The tariff will likely slow down the growth of large-scale commercial solar projects popular in Western states, Anderson said. West Virginia concentrates on small-scale residential projects that won’t suffer as much cost-wise, he added.
“People who really want to do solar will do solar,” he said.
But the origins of the tariff being implemented in the first place are suspect, said Doyle Tenney, founder of the Buckhannon-based solar company DT Solar. He said plenty of American manufacturers have had success producing solar equipment, with the ITC petitioners being the exception rather than the rule.
“I think it’s poor business management,” Tenney said. “If they are going under, it’s their own fault.”

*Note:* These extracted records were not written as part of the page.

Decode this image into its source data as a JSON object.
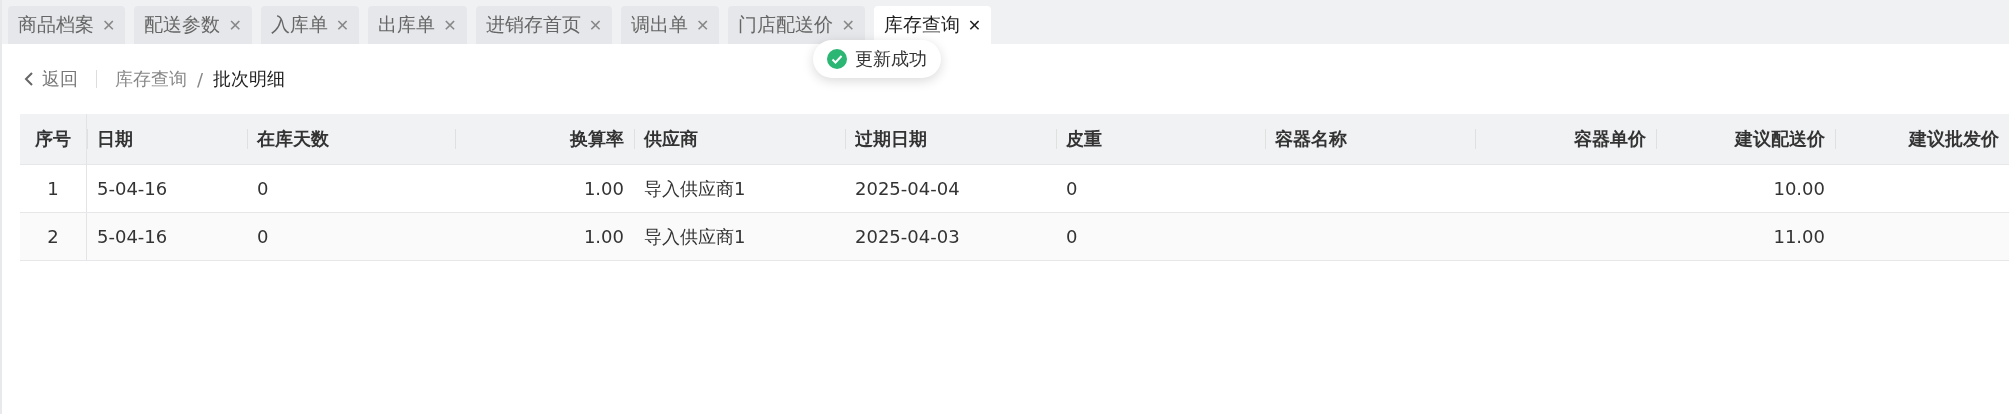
{
  "tabs": [
    {
      "label": "商品档案",
      "close": "✕",
      "selected": false
    },
    {
      "label": "配送参数",
      "close": "✕",
      "selected": false
    },
    {
      "label": "入库单",
      "close": "✕",
      "selected": false
    },
    {
      "label": "出库单",
      "close": "✕",
      "selected": false
    },
    {
      "label": "进销存首页",
      "close": "✕",
      "selected": false
    },
    {
      "label": "调出单",
      "close": "✕",
      "selected": false
    },
    {
      "label": "门店配送价",
      "close": "✕",
      "selected": false
    },
    {
      "label": "库存查询",
      "close": "✕",
      "selected": true
    }
  ],
  "toast": {
    "message": "更新成功"
  },
  "breadcrumb": {
    "back": "返回",
    "items": [
      "库存查询",
      "批次明细"
    ],
    "separator": "/"
  },
  "table": {
    "columns": [
      "序号",
      "日期",
      "在库天数",
      "换算率",
      "供应商",
      "过期日期",
      "皮重",
      "容器名称",
      "容器单价",
      "建议配送价",
      "建议批发价"
    ],
    "rows": [
      [
        "1",
        "5-04-16",
        "0",
        "1.00",
        "导入供应商1",
        "2025-04-04",
        "0",
        "",
        "",
        "10.00",
        ""
      ],
      [
        "2",
        "5-04-16",
        "0",
        "1.00",
        "导入供应商1",
        "2025-04-03",
        "0",
        "",
        "",
        "11.00",
        ""
      ]
    ]
  }
}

Tenney buys most of his equipment from a New Jersey company, but he said he believes the tariff will have a ripple effect that causes prices from American manufacturers to increase. He estimated wholesale rates for solar panels will be 79 cents per watt by June as a result of the tariff. In June 2017, rates were 59 cents per watt, he said.
Those projections would affect DT Solar’s bottom line “by quite a bit,” Tenney said. But he cautioned that those figures aren’t guarantees, which he thinks is part of the problem.
“You can be Democrat, Republican — everyone’s for American jobs — but there’s no way of knowing how it’s going to affect the industry,” Tenney said. “The way it was going, it was the fastest industry in the country. It’s pretty stupid to mess with that. They should have just left it alone.”
Still, the state has plenty of solar optimists, including Solar Holler. The Shepherdstown-based solar developer and installer expects the industry will handle the tariffs just fine.
“It’s getting more affordable,” said Dan Conant, founder of Solar Holler, of solar energy. “While the tariff is a little bit of a blip, it’s not going to be able to get in the way of constant improvement and our vision.”